Is A.I. safety falling behind?
As Silicon Valley’s unabashed frenzy for A.I. continues, some worry that safety concerns have taken a backseat. Earlier this month, a global A.I. summit in Paris dropped “safety” from its title as tech CEOs and global leaders gathered to praise the technology’s economic potential. “I worry that competitive pressures will leave safety behind,” said Belinsky.
Schmidt Sciences’ new program hopes to tackle some of the barriers slowing down A.I.’s safety research community, such as a lack of quality safety benchmarks, adequate philanthropic and government funding, and academic access to frontier A.I. models. To bridge the gap between academia and industry, researchers like Kang hope that leading A.I. companies will incorporate safety research breakthroughs as they continue developing the technology’s wide-ranging capabilities.

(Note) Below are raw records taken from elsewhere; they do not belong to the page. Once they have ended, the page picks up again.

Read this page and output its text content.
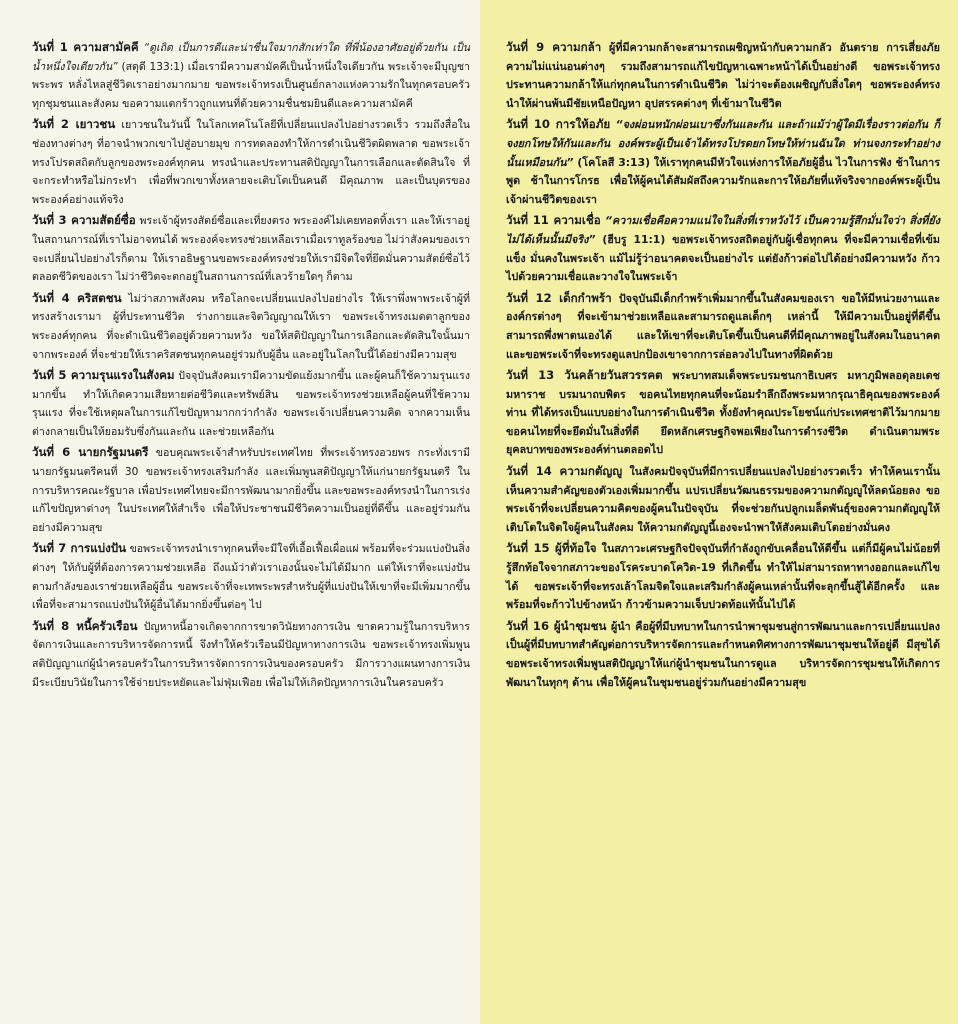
วันที่ 1 ความสามัคคี “ดูเถิด เป็นการดีและน่าชื่นใจมากสักเท่าใด ที่พี่น้องอาศัยอยู่ด้วยกัน เป็นน้ำหนึ่งใจเดียวกัน” (สดุดี 133:1) เมื่อเรามีความสามัคคีเป็นน้ำหนึ่งใจเดียวกัน พระเจ้าจะมีบุญชาพระพร หลั่งไหลสู่ชีวิตเราอย่างมากมาย ขอพระเจ้าทรงเป็นศูนย์กลางแห่งความรักในทุกครอบครัว ทุกชุมชนและสังคม ขอความแตกร้าวถูกแทนที่ด้วยความชื่นชมยินดีและความสามัคคี

วันที่ 2 เยาวชน เยาวชนในวันนี้ ในโลกเทคโนโลยีที่เปลี่ยนแปลงไปอย่างรวดเร็ว รวมถึงสื่อในช่องทางต่างๆ ที่อาจนำพวกเขาไปสู่อบายมุข การทดลองทำให้การดำเนินชีวิตผิดพลาด ขอพระเจ้าทรงโปรดสถิตกับลูกของพระองค์ทุกคน ทรงนำและประทานสติปัญญาในการเลือกและตัดสินใจ ที่จะกระทำหรือไม่กระทำ เพื่อที่พวกเขาทั้งหลายจะเติบโตเป็นคนดี มีคุณภาพ และเป็นบุตรของพระองค์อย่างแท้จริง

วันที่ 3 ความสัตย์ซื่อ พระเจ้าผู้ทรงสัตย์ซื่อและเที่ยงตรง พระองค์ไม่เคยทอดทิ้งเรา และให้เราอยู่ในสถานการณ์ที่เราไม่อาจทนได้ พระองค์จะทรงช่วยเหลือเราเมื่อเราทูลร้องขอ ไม่ว่าสังคมของเราจะเปลี่ยนไปอย่างไรก็ตาม ให้เราอธิษฐานขอพระองค์ทรงช่วยให้เรามีจิตใจที่ยึดมั่นความสัตย์ซื่อไว้ตลอดชีวิตของเรา ไม่ว่าชีวิตจะตกอยู่ในสถานการณ์ที่เลวร้ายใดๆ ก็ตาม

วันที่ 4 คริสตชน ไม่ว่าสภาพสังคม หรือโลกจะเปลี่ยนแปลงไปอย่างไร ให้เราพึ่งพาพระเจ้าผู้ที่ทรงสร้างเรามา ผู้ที่ประทานชีวิต ร่างกายและจิตวิญญาณให้เรา ขอพระเจ้าทรงเมตตาลูกของพระองค์ทุกคน ที่จะดำเนินชีวิตอยู่ด้วยความหวัง ขอให้สติปัญญาในการเลือกและตัดสินใจนั้นมาจากพระองค์ ที่จะช่วยให้เราคริสตชนทุกคนอยู่ร่วมกับผู้อื่น และอยู่ในโลกใบนี้ได้อย่างมีความสุข

วันที่ 5 ความรุนแรงในสังคม ปัจจุบันสังคมเรามีความขัดแย้งมากขึ้น และผู้คนก็ใช้ความรุนแรงมากขึ้น ทำให้เกิดความเสียหายต่อชีวิตและทรัพย์สิน ขอพระเจ้าทรงช่วยเหลือผู้คนที่ใช้ความรุนแรง ที่จะใช้เหตุผลในการแก้ไขปัญหามากกว่ากำลัง ขอพระเจ้าเปลี่ยนความคิด จากความเห็นต่างกลายเป็นให้ยอมรับซึ่งกันและกัน และช่วยเหลือกัน

วันที่ 6 นายกรัฐมนตรี ขอบคุณพระเจ้าสำหรับประเทศไทย ที่พระเจ้าทรงอวยพร กระทั่งเรามีนายกรัฐมนตรีคนที่ 30 ขอพระเจ้าทรงเสริมกำลัง และเพิ่มพูนสติปัญญาให้แก่นายกรัฐมนตรี ในการบริหารคณะรัฐบาล เพื่อประเทศไทยจะมีการพัฒนามากยิ่งขึ้น และขอพระองค์ทรงนำในการเร่งแก้ไขปัญหาต่างๆ ในประเทศให้สำเร็จ เพื่อให้ประชาชนมีชีวิตความเป็นอยู่ที่ดีขึ้น และอยู่ร่วมกันอย่างมีความสุข

วันที่ 7 การแบ่งปัน ขอพระเจ้าทรงนำเราทุกคนที่จะมีใจที่เอื้อเฟื้อเผื่อแผ่ พร้อมที่จะร่วมแบ่งปันสิ่งต่างๆ ให้กับผู้ที่ต้องการความช่วยเหลือ ถึงแม้ว่าตัวเราเองนั้นจะไม่ได้มีมาก แต่ให้เราที่จะแบ่งปันตามกำลังของเราช่วยเหลือผู้อื่น ขอพระเจ้าที่จะเทพระพรสำหรับผู้ที่แบ่งปันให้เขาที่จะมีเพิ่มมากขึ้น เพื่อที่จะสามารถแบ่งปันให้ผู้อื่นได้มากยิ่งขึ้นต่อๆ ไป

วันที่ 8 หนี้ครัวเรือน ปัญหาหนี้อาจเกิดจากการขาดวินัยทางการเงิน ขาดความรู้ในการบริหารจัดการเงินและการบริหารจัดการหนี้ จึงทำให้ครัวเรือนมีปัญหาทางการเงิน ขอพระเจ้าทรงเพิ่มพูนสติปัญญาแก่ผู้นำครอบครัวในการบริหารจัดการการเงินของครอบครัว มีการวางแผนทางการเงิน มีระเบียบวินัยในการใช้จ่ายประหยัดและไม่ฟุ่มเฟือย เพื่อไม่ให้เกิดปัญหาการเงินในครอบครัว

วันที่ 9 ความกล้า ผู้ที่มีความกล้าจะสามารถเผชิญหน้ากับความกลัว อันตราย การเสี่ยงภัย ความไม่แน่นอนต่างๆ รวมถึงสามารถแก้ไขปัญหาเฉพาะหน้าได้เป็นอย่างดี ขอพระเจ้าทรงประทานความกล้าให้แก่ทุกคนในการดำเนินชีวิต ไม่ว่าจะต้องเผชิญกับสิ่งใดๆ ขอพระองค์ทรงนำให้ผ่านพ้นมีชัยเหนือปัญหา อุปสรรคต่างๆ ที่เข้ามาในชีวิต

วันที่ 10 การให้อภัย “จงผ่อนหนักผ่อนเบาซึ่งกันและกัน และถ้าแม้ว่าผู้ใดมีเรื่องราวต่อกัน ก็จงยกโทษให้กันและกัน องค์พระผู้เป็นเจ้าได้ทรงโปรดยกโทษให้ท่านฉันใด ท่านจงกระทำอย่างนั้นเหมือนกัน” (โคโลสี 3:13) ให้เราทุกคนมีหัวใจแห่งการให้อภัยผู้อื่น ไวในการฟัง ช้าในการพูด ช้าในการโกรธ เพื่อให้ผู้คนได้สัมผัสถึงความรักและการให้อภัยที่แท้จริงจากองค์พระผู้เป็นเจ้าผ่านชีวิตของเรา

วันที่ 11 ความเชื่อ “ความเชื่อคือความแน่ใจในสิ่งที่เราหวังไว้ เป็นความรู้สึกมั่นใจว่า สิ่งที่ยังไม่ได้เห็นนั้นมีจริง” (ฮีบรู 11:1) ขอพระเจ้าทรงสถิตอยู่กับผู้เชื่อทุกคน ที่จะมีความเชื่อที่เข้มแข็ง มั่นคงในพระเจ้า แม้ไม่รู้ว่าอนาคตจะเป็นอย่างไร แต่ยังก้าวต่อไปได้อย่างมีความหวัง ก้าวไปด้วยความเชื่อและวางใจในพระเจ้า

วันที่ 12 เด็กกำพร้า ปัจจุบันมีเด็กกำพร้าเพิ่มมากขึ้นในสังคมของเรา ขอให้มีหน่วยงานและองค์กรต่างๆ ที่จะเข้ามาช่วยเหลือและสามารถดูแลเด็กๆ เหล่านี้ ให้มีความเป็นอยู่ที่ดีขึ้น สามารถพึ่งพาตนเองได้ และให้เขาที่จะเติบโตขึ้นเป็นคนดีที่มีคุณภาพอยู่ในสังคมในอนาคต และขอพระเจ้าที่จะทรงดูแลปกป้องเขาจากการล่อลวงไปในทางที่ผิดด้วย

วันที่ 13 วันคล้ายวันสวรรคต พระบาทสมเด็จพระบรมชนกาธิเบศร มหาภูมิพลอดุลยเดชมหาราช บรมนาถบพิตร ขอคนไทยทุกคนที่จะน้อมรำลึกถึงพระมหากรุณาธิคุณของพระองค์ท่าน ที่ได้ทรงเป็นแบบอย่างในการดำเนินชีวิต ทั้งยังทำคุณประโยชน์แก่ประเทศชาติไว้มากมาย ขอคนไทยที่จะยึดมั่นในสิ่งที่ดี ยึดหลักเศรษฐกิจพอเพียงในการดำรงชีวิต ดำเนินตามพระยุคลบาทของพระองค์ท่านตลอดไป

วันที่ 14 ความกตัญญู ในสังคมปัจจุบันที่มีการเปลี่ยนแปลงไปอย่างรวดเร็ว ทำให้คนเรานั้นเห็นความสำคัญของตัวเองเพิ่มมากขึ้น แปรเปลี่ยนวัฒนธรรมของความกตัญญูให้ลดน้อยลง ขอพระเจ้าที่จะเปลี่ยนความคิดของผู้คนในปัจจุบัน ที่จะช่วยกันปลูกเมล็ดพันธุ์ของความกตัญญูให้เติบโตในจิตใจผู้คนในสังคม ให้ความกตัญญูนี้เองจะนำพาให้สังคมเติบโตอย่างมั่นคง

วันที่ 15 ผู้ที่ท้อใจ ในสภาวะเศรษฐกิจปัจจุบันที่กำลังถูกขับเคลื่อนให้ดีขึ้น แต่ก็มีผู้คนไม่น้อยที่รู้สึกท้อใจจากสภาวะของโรคระบาดโควิด-19 ที่เกิดขึ้น ทำให้ไม่สามารถหาทางออกและแก้ไขได้ ขอพระเจ้าที่จะทรงเล้าโลมจิตใจและเสริมกำลังผู้คนเหล่านั้นที่จะลุกขึ้นสู้ได้อีกครั้ง และพร้อมที่จะก้าวไปข้างหน้า ก้าวข้ามความเจ็บปวดท้อแท้นั้นไปได้

วันที่ 16 ผู้นำชุมชน ผู้นำ คือผู้ที่มีบทบาทในการนำพาชุมชนสู่การพัฒนาและการเปลี่ยนแปลง เป็นผู้ที่มีบทบาทสำคัญต่อการบริหารจัดการและกำหนดทิศทางการพัฒนาชุมชนให้อยู่ดี มีสุขได้ ขอพระเจ้าทรงเพิ่มพูนสติปัญญาให้แก่ผู้นำชุมชนในการดูแล บริหารจัดการชุมชนให้เกิดการพัฒนาในทุกๆ ด้าน เพื่อให้ผู้คนในชุมชนอยู่ร่วมกันอย่างมีความสุข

“I totally understand the need for speed in this kind of fascinating field,” said Kang. But open communication and accurate reporting should be a bare minimum for makers of frontier models, according to the professor. “I really, really hope that the major labs take their responsibility very seriously and use some of the work that has been coming out of my lab and other labs to accurately test their models, and transparently report what the actual tests say.”